Perhaps the most perplexing aspect of long COVID are reports of symptoms without evidence of SARS-CoV-2 infection. A recent preprint reported 205 different types of symptoms in the months after initial infection. Approximately 1700 of the patients surveyed had a negative result on a reverse transcriptase polymerase chain reaction test and 600 tested positive. Of the 205 symptoms, only loss of smell and taste were significantly more frequent in those who had tested positive than in those who had tested negative. Other groups have replicated these findings.

Testing for SARS-CoV-2 is imperfect; tests were not available early on and some symptomatic patients without positive COVID test results were likely false negative. But it also seems likely that a finite number of people reporting long COVID symptoms were never infected with the virus. That is a puzzle.


When faced with patients who have symptoms, clinicians in many health systems, especially in the United States, are incentivized to order tests. A cardiologist who orders echocardiography, nuclear perfusion scanning, or cardiac monitoring in a patient with long COVID symptoms not only appears caring but also earns productivity.

Although it would be overly cynical to tie the rise in post-COVID care clinics solely to financial motives, it is also not wrong to note the highly competitive nature of profit-driven healthcare in many U.S. markets. From the perspective of a hospital administrator, long COVID is an opportunity to increase market share and make money.

The Medical Conservative's Approach

My best answer to the problem of long COVID is empiricism.

First is to remember that most medical interventions don't work or have modest effect sizes; magic bullets, such as antibiotics, insulin, and HIV medicines, are the exception, not the rule. Thus, not only should we be pessimistic that long COVID symptoms will have an easy fix, we should also be alert to the danger of iatrogenic harm.

Postviral syndromes are real. The pandemic has caused a lot of infection; there will be a lot of postviral syndromes. In electrophysiology, we have long seen patients with autonomic disorders, such as inappropriate sinus tachycardia (IST), that mysteriously began after an infection.

The history of IST is instructive. Its discovery coincided with the heyday of catheter ablation for supraventricular tachycardia (SVT). Powered by the success of SVT ablation, many doctors favored ablation of the sinus node for IST. This turned out poorly because of both the lack of efficacy and serious complications.  A medically conservative approach would have saved many patients with postviral IST from iatrogenic harm.

Long COVID is also well suited for a medically conservative approach.
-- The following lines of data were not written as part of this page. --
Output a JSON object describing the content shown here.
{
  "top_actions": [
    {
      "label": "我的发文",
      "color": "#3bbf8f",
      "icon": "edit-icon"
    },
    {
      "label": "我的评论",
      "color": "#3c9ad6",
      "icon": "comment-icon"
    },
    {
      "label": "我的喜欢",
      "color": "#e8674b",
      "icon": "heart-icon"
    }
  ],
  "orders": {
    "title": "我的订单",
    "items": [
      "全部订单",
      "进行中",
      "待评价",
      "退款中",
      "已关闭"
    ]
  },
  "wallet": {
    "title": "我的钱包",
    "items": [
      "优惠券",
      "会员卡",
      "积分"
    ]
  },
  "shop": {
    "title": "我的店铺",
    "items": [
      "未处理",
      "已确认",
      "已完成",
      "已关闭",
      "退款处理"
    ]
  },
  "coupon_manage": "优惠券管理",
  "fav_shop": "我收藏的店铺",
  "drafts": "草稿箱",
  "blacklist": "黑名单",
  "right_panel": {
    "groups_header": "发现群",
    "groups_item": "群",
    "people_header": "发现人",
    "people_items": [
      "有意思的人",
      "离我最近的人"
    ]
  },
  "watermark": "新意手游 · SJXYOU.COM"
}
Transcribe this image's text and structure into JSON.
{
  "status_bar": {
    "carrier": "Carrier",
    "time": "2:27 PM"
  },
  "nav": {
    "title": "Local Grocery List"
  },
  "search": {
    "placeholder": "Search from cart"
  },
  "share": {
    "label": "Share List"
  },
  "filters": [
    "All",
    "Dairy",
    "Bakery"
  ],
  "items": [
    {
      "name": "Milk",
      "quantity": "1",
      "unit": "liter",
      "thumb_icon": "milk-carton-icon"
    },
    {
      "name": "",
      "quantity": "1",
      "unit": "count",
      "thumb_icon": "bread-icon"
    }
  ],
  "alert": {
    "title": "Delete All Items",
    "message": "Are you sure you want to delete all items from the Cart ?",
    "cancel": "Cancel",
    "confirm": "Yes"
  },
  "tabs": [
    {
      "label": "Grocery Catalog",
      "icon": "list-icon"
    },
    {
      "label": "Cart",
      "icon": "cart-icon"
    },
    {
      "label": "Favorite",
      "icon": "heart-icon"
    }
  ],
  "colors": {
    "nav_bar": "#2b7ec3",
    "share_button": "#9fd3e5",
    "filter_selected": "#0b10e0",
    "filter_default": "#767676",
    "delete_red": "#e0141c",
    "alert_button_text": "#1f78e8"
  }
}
Diagnostic pathways and therapeutic interventions should be studied in trials that include proper control arms.

People with any symptom are, by definition, suffering. Caring, empathy, and the strength to let time and nature do the bulk of the curing seem to me the best default. Make this the control arm; then prove that intervention is better.

That way we are more likely to fulfill our promise to first, do no harm.

John Mandrola practices cardiac electrophysiology in Louisville, Kentucky, and is a writer and podcaster for Medscape. He espouses a conservative approach to medical practice. He participates in clinical research and writes often about the state of medical evidence.